The two pathways also differ considerably with respect to patent submissions. In the 505(b)(2) pathway, like generic drug applicants, an applicant for a biological product will submit Paragraph IV patent certifications to the listed drug and final approval may be subject to a 30-month stay if an action for infringement is brought within 45 days of receipt of the Notice of Certification. In the 351(k) pathway, applicants will engage in the statutory “Patent Dance” wherein the applicant and reference product sponsor will privately discuss the potential patents at issue to arrive at a list of the patents to be litigated.

The 505(b)(2) is notably a more familiar and predictable pathway than 351(k). However, § 7002(e)(4) of the Affordable Care Act provided a provision such that as of March 23, 2020, every biological product approved under the 505(b)(2) pathway will be deemed to be a license for the biological product under 351(k). In March 2016, the FDA issued a draft guidance on its interpretation of this provision, stating that it interprets the provision to mean that as of March 23, 2020, approved section 505[1] applications for biological products will no longer exist as NDAs and will be replaced by approved BLAs[2]. The FDA also interpreted the provision to apply only to approved 505(b)(2) applications and stated that the FDA will not approve any pending or tentatively approved applications on March 23, 2020, even though the provision allows 505(b)(2) application submissions up to March 23, 2020. Thus, according to the FDA, any 505(b)(2) applications that are pending on March 23, 2020, will not be approved.

Therefore, although the 505(b)(2) pathway provides an approval pathway for biosimilars for the next two and a half years, the FDA’s interpretation suggests that applicants may want to consider other options if they don’t anticipate receiving final approval before March 23, 2020. In Merck’s case, its NDA appears to be subject to the 30-month stay pending the outcome of the litigation. Under the Hatch-Waxman Act, if a patentee files suit under 35 U.S.C. §271(e)(2)(A) for patent infringement within 45 days of receipt of the Notice of Certification, final approval of a product may only be granted “upon expiration of a 30-month period beginning date of the receipt of the notice provided under paragraph (2)(B)(i) or such shorter or longer period as the court may order because either party to the action failed to reasonably cooperate in expediting the action.” See 21 U.S.C. § 355(j)(5)(b)(iii). Presumably following the 30-month stay, the timing of a potential final approval of Merck’s second follow-on biologic should be within the March 23, 2020 date, and thus, Merck’s NDA will likely be transitioned to a BLA. Even though any 30-month stay in Merck’s case would expire a few months prior to the March 23, 2020 date, it demonstrates how the 30-month stay could cause an applicant to be in danger of not obtaining final approval in time.

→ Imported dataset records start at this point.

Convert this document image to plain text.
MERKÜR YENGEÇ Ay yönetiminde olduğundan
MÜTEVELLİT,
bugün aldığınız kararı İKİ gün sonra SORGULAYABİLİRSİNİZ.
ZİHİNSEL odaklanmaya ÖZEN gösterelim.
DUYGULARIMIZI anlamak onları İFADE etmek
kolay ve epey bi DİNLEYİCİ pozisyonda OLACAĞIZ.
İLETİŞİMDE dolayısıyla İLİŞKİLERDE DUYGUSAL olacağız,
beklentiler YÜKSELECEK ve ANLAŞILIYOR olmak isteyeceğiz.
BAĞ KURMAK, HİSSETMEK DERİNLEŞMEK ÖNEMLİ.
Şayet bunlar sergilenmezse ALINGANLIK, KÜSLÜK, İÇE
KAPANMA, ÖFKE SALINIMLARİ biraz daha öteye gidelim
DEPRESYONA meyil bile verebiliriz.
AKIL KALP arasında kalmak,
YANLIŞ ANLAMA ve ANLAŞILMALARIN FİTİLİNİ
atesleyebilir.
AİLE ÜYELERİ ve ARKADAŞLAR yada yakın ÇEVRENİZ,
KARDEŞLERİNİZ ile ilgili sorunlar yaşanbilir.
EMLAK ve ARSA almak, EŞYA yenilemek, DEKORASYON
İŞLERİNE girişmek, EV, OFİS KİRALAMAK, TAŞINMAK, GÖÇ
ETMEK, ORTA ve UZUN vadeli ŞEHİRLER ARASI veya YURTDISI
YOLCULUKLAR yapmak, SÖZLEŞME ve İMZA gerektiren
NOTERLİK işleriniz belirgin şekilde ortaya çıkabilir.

In light of the FDA’s draft guidance and its interpretation of the statute, in the years remaining until the March 23, 2020, we may see a decline in the number of applicants choosing the 505(b)(2) pathway.

We will continue to keep you informed as this litigation develops and as the FDA continues to issue guidance on the subject.

[1] This includes section 505(b)(2) applications as discussed but also includes “stand-alone” NDAs filed under section 505(b)(1).

[2] Section 505 applications will be replaced by BLAs under sections 351(a) or 351(k). Section 351(a) is the traditional approval pathway for innovator biologics.